First, let's calculate the heat energy required to cool 100 g of water from 37 ºC to 24 ºC using the specific heat equation:
Q = m * c * ΔT
Where:
Q = Heat energy
m = Mass of the water (100 g)
c = Specific heat of water (4.18 J/g-K)
ΔT = Change in temperature (24 ºC - 37 ºC = -13 ºC)

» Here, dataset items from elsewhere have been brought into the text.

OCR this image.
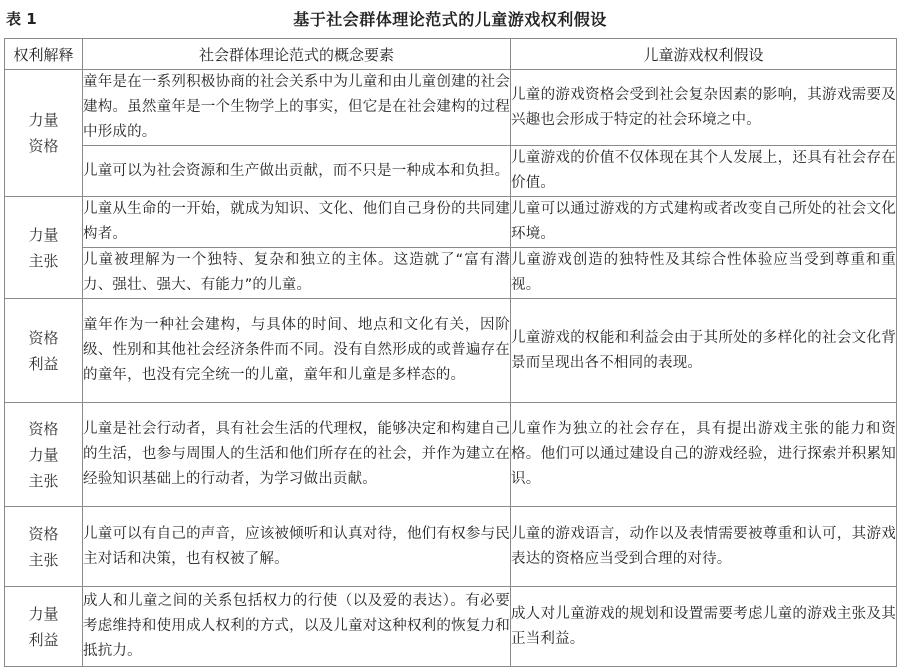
表 1	基于社会群体理论范式的儿童游戏权利假设
权利解释	社会群体理论范式的概念要素	儿童游戏权利假设

力量
资格	童年是在一系列积极协商的社会关系中为儿童和由儿童创建的社会建构。虽然童年是一个生物学上的事实，但它是在社会建构的过程中形成的。	儿童的游戏资格会受到社会复杂因素的影响，其游戏需要及兴趣也会形成于特定的社会环境之中。
	儿童可以为社会资源和生产做出贡献，而不只是一种成本和负担。	儿童游戏的价值不仅体现在其个人发展上，还具有社会存在价值。

力量
主张	儿童从生命的一开始，就成为知识、文化、他们自己身份的共同建构者。	儿童可以通过游戏的方式建构或者改变自己所处的社会文化环境。
	儿童被理解为一个独特、复杂和独立的主体。这造就了“富有潜力、强壮、强大、有能力”的儿童。	儿童游戏创造的独特性及其综合性体验应当受到尊重和重视。

资格
利益	童年作为一种社会建构，与具体的时间、地点和文化有关，因阶级、性别和其他社会经济条件而不同。没有自然形成的或普遍存在的童年，也没有完全统一的儿童，童年和儿童是多样态的。	儿童游戏的权能和利益会由于其所处的多样化的社会文化背景而呈现出各不相同的表现。

资格
力量
主张	儿童是社会行动者，具有社会生活的代理权，能够决定和构建自己的生活，也参与周围人的生活和他们所存在的社会，并作为建立在经验知识基础上的行动者，为学习做出贡献。	儿童作为独立的社会存在，具有提出游戏主张的能力和资格。他们可以通过建设自己的游戏经验，进行探索并积累知识。

资格
主张	儿童可以有自己的声音，应该被倾听和认真对待，他们有权参与民主对话和决策，也有权被了解。	儿童的游戏语言，动作以及表情需要被尊重和认可，其游戏表达的资格应当受到合理的对待。

力量
利益	成人和儿童之间的关系包括权力的行使（以及爱的表达）。有必要考虑维持和使用成人权利的方式，以及儿童对这种权利的恢复力和抵抗力。	成人对儿童游戏的规划和设置需要考虑儿童的游戏主张及其正当利益。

Q = 100 g * 4.18 J/g-K * (-13 ºC)
Q = -5414 J
Next, let's calculate the amount of water that can be cooled by the evaporation of 5414 J of heat energy.
Since the heat of vaporization of water is 2.4 kJ/g, we can convert 5414 J to kJ:
5414 J = 5414 J / 1000 = 5.414 kJ
Now, let's divide the heat energy by the heat of vaporization to find the amount of water that can be cooled:
Amount of water = 5.414 kJ / 2.4 kJ/g
Amount of water = 2.26 g
Since we know that the density of water is 1 g/mL, we can convert 2.26 g to liters:
Amount of water = 2.26 g * (1 mL / 1 g) * (1 L / 1000 mL)
Amount of water = 0.00226 L
Therefore, approximately 0.00226 liters of water can be cooled from 37 ºC to 24 ºC by the evaporation of 100 g of water.